The Halloween season is fast approaching and with it comes a new batch of fun-sized terror tales in this horror anthology that answers the call of 2007’s Trick ‘r Treat as New Salem DJs Chilly Billy (Slipknot’s Corey Taylor) and Paul (Zach Galligan, Gremlins) spin a series of loosely connected stories for their annual Halloween broadcast. Despite its slightly messy execution the result boasts some truly scary and upsetting moments, and excels at creating a Halloween ambiance so rich you can almost feel the crisp autumn leaves crunching underfoot, the weight of a full bag of candy in your hand. 

In addition to the DJ hook, segments are thematically connected by a terrifying clown who seems to embody the spirit of the season, dishing out punishment to those who would dishonour it. Standout vignettes include a mortuary attendant who gets a little too familiar with her charges; a young girl with a powerful talent and a terrible stepfather; a bratty trick-or-treater; and a devilish trip to the public restrooms. Unfortunately the two framing devices often compete with each other, creating a disjointed narrative flow with confusing interior logic. Compelling characters are introduced in early scenes never to reappear and events that promise further dissection are abandoned in subsequent stories. The film seems to lose its way in the final act too, presenting ambitious ideas that are perhaps too complex for the already expansive narrative.

Similarly, the vigilante clown is both terrifying and compelling but the film occasionally seems unsure about who its bad guys are, presenting cruel punishment for characters we thought we were supposed to be rooting for. One sequence involving a group of army buddies reuniting for a Halloween tradition takes an abhorrent turn into unsettling brutality. It’s easily the most bombastic segment of the bunch with a fascinating monster, but the moral implications of the characters’ actions are hard to stomach and leads to a conclusion that seems to glorify state-sponsored torture. 
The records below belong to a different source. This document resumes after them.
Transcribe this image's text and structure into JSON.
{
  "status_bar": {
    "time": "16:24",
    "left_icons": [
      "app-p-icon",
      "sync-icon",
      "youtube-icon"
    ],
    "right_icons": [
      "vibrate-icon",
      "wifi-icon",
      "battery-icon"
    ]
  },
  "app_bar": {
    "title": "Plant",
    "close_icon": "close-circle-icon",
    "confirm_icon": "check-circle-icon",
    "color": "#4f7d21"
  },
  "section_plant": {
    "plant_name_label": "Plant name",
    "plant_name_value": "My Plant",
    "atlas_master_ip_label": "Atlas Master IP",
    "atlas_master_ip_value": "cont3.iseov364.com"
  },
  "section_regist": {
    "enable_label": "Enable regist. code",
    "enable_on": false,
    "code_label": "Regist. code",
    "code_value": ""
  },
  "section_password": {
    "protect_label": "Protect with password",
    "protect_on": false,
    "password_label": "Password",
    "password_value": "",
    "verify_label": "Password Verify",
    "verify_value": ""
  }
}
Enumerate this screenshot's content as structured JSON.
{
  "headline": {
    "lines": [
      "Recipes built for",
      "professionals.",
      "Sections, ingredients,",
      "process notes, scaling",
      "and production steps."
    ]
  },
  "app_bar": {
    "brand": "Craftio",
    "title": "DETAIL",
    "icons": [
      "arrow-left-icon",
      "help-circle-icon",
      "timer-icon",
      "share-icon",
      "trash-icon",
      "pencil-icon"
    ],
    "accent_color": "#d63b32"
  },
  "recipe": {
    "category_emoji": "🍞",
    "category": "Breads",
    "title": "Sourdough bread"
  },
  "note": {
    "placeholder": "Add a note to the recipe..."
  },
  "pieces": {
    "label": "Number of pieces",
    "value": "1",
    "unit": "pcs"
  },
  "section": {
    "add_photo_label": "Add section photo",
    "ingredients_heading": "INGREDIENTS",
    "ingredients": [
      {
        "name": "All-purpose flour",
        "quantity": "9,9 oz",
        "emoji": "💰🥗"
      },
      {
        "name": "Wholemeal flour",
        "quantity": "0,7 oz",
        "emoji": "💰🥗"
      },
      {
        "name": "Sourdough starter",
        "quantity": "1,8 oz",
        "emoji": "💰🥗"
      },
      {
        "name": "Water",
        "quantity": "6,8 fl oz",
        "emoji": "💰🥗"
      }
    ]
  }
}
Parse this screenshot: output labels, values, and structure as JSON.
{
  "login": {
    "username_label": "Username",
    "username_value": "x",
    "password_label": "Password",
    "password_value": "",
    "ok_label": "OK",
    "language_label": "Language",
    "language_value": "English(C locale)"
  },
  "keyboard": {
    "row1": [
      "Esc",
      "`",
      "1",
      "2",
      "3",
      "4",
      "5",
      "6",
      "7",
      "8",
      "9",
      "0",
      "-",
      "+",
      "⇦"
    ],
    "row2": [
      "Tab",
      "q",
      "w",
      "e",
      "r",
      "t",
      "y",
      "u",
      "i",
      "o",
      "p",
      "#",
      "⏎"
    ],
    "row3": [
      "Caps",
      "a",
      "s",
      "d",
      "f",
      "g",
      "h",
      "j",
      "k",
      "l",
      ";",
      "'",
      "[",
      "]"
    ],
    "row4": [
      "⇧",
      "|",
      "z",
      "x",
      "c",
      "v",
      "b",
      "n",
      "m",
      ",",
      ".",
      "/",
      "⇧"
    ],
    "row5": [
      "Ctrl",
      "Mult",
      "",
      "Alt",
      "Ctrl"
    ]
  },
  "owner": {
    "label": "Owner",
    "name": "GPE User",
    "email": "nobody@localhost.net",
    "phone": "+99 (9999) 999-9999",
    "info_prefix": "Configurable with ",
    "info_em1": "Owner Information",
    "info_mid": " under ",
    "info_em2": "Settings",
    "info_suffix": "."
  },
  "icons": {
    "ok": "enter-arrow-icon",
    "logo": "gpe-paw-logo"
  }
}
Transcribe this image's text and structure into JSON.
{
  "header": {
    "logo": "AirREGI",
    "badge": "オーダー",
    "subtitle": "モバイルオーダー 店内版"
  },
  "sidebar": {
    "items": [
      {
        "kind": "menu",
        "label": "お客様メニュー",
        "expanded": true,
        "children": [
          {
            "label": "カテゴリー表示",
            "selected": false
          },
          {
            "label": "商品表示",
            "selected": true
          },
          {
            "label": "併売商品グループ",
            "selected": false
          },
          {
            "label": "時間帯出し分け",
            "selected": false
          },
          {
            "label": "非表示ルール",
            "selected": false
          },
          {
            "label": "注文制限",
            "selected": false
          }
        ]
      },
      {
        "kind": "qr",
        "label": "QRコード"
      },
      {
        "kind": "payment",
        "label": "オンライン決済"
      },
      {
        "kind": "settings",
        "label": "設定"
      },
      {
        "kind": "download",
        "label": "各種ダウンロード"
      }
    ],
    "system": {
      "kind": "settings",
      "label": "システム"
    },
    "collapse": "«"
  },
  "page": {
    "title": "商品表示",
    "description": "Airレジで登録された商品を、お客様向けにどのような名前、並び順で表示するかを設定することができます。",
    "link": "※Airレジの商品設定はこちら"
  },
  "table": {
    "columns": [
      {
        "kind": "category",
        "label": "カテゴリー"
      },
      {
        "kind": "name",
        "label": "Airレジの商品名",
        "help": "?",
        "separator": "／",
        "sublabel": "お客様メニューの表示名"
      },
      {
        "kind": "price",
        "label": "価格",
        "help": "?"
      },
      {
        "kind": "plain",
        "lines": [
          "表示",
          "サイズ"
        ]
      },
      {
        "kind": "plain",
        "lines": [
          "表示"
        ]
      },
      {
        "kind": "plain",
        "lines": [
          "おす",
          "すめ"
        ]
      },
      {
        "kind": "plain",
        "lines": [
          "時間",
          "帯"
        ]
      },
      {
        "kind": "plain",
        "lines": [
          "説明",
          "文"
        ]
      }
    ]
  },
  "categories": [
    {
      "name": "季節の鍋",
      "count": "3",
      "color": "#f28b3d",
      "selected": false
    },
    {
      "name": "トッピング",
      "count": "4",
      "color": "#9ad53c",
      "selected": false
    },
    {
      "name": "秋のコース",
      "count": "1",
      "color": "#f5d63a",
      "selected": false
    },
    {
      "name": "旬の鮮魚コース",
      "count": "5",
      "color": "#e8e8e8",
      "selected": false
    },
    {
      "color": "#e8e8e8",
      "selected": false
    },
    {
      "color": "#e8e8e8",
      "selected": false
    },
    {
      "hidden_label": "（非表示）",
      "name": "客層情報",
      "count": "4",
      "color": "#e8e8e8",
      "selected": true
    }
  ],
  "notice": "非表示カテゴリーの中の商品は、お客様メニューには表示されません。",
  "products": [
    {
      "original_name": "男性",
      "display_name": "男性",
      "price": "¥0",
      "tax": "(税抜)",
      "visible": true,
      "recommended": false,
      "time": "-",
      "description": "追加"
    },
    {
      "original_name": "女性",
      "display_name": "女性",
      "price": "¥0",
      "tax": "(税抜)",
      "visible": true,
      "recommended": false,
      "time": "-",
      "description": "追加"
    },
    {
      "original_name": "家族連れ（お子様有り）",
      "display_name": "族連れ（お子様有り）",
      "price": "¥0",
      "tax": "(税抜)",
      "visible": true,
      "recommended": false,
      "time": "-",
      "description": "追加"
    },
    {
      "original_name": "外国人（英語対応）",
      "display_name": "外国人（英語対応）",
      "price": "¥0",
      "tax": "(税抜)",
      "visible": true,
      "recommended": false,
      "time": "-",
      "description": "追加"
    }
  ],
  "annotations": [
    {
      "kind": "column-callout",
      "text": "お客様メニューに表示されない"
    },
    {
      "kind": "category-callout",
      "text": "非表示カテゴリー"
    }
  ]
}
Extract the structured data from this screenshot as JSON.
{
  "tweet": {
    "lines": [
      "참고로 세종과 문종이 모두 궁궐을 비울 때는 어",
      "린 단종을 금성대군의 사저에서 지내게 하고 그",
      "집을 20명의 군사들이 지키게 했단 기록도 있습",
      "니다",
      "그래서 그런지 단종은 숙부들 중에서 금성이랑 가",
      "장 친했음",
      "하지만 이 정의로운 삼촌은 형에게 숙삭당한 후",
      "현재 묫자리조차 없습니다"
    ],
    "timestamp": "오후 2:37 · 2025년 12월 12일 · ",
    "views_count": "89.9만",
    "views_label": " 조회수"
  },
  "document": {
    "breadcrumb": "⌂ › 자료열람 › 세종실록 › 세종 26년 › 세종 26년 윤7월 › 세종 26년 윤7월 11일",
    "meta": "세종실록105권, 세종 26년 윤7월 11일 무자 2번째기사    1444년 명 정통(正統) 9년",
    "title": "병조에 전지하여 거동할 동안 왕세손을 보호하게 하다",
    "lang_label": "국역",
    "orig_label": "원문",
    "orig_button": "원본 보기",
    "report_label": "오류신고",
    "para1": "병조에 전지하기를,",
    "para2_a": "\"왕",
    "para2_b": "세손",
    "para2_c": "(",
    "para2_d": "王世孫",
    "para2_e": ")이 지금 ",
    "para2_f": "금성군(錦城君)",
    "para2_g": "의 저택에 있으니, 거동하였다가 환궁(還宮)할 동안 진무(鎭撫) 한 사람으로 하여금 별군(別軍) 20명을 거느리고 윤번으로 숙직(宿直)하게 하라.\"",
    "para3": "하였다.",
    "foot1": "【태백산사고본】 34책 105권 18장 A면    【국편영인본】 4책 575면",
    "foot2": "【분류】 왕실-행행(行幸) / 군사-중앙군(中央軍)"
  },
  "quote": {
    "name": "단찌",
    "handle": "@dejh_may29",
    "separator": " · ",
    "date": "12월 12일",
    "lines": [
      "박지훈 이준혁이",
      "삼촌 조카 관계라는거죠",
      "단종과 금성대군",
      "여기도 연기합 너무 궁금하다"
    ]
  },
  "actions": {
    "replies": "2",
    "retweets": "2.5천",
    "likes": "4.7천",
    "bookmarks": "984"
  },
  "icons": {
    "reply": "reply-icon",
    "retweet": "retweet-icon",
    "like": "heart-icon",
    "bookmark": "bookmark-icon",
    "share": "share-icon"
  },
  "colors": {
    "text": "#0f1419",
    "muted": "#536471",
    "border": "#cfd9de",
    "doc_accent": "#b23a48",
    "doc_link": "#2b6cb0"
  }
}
Like its titular treats, Bad Candy is perhaps best consumed in small doses. The film includes some incredibly strong – and occasionally poignant – segments, combined with a visual palette that feels like a haunted house with a mean streak. By cutting a segment or two and tightening up it’s core cast of characters it would be a fabulous addition to any Halloween Must-Watch list, but as it stands it simply attempts too much, feeling like a mixed bag – both sweet and sour – that may ultimately lead to a stomach ache.